The rules change a bit when you talk about corporate email systems, however. No one wants their users to get even any spam mail, let alone something offensive or not appropriate. In a corporation, I really believe either the company needs to accept some measure of spam (typically smaller companies with less budgets, who also may be more needing to see emails from servers like mine) or spend the money to fully outsource it to a professional spam blocker. For comprehensive and intelligent and highly accurate spam blocking, I feel no company can do this alone. We use Postini at work, and I have to say I’ve been quite happy with it. Basically get a service upstream, filter emails, and then receive only the good stuff. This helps take pressure of corporate IT to become spam experts 24/7. That’s just not practical.

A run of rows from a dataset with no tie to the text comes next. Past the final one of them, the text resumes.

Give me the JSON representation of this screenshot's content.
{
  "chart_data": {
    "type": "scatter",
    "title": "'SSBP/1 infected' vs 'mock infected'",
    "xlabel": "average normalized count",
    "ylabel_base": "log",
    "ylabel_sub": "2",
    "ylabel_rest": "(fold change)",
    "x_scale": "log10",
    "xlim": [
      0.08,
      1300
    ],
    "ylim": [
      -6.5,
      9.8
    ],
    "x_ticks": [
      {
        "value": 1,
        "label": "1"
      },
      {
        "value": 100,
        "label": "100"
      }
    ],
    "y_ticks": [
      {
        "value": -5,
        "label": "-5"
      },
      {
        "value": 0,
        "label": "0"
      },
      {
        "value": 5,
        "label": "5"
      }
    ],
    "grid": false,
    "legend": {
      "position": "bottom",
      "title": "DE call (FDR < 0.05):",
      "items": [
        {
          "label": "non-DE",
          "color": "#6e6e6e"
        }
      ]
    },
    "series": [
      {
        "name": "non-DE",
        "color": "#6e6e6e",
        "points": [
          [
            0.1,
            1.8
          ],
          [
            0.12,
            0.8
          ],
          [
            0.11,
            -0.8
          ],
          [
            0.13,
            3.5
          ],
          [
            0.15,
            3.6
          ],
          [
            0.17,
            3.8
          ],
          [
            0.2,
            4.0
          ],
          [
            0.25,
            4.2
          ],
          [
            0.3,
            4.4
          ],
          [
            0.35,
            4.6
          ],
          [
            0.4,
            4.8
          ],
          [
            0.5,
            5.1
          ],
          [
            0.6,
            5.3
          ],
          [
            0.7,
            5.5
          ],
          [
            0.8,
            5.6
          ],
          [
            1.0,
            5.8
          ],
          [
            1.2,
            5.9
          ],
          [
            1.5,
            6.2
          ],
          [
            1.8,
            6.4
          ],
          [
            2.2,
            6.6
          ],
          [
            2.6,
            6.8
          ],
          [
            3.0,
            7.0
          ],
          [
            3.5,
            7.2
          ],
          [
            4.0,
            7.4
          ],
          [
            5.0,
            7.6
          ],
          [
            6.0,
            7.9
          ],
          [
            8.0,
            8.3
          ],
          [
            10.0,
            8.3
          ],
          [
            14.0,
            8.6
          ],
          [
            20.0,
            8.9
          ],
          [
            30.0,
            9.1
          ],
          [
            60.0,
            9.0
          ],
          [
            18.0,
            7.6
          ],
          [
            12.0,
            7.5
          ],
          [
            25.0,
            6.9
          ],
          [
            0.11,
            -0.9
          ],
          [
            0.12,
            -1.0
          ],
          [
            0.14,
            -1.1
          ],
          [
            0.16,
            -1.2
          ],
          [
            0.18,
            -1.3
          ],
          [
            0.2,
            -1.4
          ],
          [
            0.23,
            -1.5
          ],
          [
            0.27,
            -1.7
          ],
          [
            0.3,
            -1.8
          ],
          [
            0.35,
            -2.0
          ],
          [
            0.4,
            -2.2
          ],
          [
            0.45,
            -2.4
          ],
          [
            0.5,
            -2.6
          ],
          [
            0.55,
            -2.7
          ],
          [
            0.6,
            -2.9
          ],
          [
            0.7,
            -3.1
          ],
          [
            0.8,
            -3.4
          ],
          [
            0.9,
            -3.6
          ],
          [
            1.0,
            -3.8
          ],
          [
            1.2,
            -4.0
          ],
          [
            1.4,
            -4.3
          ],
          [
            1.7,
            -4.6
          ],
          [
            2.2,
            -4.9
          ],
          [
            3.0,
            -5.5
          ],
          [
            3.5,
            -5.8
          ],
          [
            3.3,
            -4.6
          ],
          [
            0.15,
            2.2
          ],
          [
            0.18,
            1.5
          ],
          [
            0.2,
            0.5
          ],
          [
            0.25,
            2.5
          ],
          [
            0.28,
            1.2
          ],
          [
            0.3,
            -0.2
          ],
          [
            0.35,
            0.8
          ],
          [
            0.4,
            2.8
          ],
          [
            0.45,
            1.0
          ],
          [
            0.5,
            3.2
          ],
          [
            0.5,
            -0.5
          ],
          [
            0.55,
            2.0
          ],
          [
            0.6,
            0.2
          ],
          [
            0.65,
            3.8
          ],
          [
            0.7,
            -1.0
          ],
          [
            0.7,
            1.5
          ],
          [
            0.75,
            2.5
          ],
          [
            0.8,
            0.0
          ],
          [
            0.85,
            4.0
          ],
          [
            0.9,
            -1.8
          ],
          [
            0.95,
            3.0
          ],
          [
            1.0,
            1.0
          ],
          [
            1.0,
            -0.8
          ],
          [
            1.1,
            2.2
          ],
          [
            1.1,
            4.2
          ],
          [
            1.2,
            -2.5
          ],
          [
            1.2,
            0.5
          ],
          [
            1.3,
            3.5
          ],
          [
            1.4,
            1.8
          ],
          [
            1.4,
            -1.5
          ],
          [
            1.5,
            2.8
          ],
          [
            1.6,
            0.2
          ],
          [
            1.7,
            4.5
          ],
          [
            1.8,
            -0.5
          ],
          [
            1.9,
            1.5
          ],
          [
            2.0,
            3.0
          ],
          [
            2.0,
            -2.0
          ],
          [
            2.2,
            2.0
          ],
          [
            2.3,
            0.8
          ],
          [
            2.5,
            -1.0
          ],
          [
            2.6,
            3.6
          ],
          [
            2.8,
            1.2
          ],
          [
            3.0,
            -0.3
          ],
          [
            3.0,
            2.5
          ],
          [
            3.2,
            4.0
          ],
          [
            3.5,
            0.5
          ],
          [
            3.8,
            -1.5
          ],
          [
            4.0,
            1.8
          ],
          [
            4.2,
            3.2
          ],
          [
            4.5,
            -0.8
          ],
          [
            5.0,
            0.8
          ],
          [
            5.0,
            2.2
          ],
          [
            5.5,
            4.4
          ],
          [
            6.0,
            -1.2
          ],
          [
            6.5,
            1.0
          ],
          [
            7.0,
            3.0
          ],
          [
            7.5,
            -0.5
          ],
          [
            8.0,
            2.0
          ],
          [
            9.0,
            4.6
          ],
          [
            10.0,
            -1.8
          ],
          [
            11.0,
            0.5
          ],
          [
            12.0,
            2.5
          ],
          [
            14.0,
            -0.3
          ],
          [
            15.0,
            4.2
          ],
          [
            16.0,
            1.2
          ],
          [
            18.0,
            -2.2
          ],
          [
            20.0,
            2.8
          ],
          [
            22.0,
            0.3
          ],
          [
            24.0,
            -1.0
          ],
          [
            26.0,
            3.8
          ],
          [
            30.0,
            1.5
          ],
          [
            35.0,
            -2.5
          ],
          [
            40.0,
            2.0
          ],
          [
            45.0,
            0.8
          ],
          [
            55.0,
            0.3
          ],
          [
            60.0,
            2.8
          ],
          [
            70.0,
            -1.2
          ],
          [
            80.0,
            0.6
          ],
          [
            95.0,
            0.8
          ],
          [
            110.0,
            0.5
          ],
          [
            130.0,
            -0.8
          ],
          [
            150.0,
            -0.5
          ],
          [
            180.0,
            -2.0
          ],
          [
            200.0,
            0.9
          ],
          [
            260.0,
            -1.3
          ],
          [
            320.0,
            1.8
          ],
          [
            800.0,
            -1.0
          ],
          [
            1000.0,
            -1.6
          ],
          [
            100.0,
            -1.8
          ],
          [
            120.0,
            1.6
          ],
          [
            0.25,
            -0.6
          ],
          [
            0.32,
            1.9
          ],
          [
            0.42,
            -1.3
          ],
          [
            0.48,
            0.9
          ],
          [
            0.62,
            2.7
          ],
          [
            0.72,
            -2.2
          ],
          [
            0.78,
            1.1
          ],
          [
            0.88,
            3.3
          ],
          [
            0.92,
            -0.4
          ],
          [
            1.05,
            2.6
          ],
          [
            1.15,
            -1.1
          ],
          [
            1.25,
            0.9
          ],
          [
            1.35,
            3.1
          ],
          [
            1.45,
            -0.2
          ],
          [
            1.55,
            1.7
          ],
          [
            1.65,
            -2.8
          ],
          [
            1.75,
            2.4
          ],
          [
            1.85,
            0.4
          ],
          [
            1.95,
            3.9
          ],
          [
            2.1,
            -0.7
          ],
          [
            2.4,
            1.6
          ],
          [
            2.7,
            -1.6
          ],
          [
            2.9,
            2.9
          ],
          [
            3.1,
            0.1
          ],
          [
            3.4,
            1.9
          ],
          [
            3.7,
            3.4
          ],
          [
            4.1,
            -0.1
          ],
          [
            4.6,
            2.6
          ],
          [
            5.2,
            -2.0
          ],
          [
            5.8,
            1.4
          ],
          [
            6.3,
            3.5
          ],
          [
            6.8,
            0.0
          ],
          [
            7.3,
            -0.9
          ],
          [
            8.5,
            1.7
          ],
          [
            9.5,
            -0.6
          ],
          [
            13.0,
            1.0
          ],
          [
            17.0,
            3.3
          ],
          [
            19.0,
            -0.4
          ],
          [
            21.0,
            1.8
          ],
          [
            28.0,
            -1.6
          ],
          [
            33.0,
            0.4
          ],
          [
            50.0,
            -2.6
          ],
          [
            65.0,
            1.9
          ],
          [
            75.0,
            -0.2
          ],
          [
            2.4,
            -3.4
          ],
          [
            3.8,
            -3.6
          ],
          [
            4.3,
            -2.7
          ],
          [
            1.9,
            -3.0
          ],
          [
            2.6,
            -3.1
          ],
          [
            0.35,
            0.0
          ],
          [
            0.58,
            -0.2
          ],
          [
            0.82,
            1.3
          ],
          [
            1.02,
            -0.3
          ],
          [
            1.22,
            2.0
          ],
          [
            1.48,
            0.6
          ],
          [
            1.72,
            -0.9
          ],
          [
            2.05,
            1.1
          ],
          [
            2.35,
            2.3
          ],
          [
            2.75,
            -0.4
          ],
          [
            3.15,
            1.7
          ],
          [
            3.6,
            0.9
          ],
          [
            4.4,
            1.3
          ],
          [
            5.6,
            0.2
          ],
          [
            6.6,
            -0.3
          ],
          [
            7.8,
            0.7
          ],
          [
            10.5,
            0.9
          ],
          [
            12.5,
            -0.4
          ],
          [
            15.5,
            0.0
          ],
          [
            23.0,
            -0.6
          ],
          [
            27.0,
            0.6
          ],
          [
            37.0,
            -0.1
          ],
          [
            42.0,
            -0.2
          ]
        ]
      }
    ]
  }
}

Ultimately, I’ll have more opinion on this after I play with SpamAssassin some more. I really do believe SMTP is a good protocol, but the Internet has grown larger and more depended-upon than SMTP was designed for. I consider it an already-dead technology that will linger for many, many more years simply because of the low cost and ease of usage. It will eventually be replaced with voice services or SMS and messaging services. The only effective difference between email and IM is the ability for mail to be held on the server until the user logs in and retrieves it. Yahoo does this in IM and has done it for years, and Google continues to make Gmail and GoogleTalk features more and more overlapped to achieve that switchover.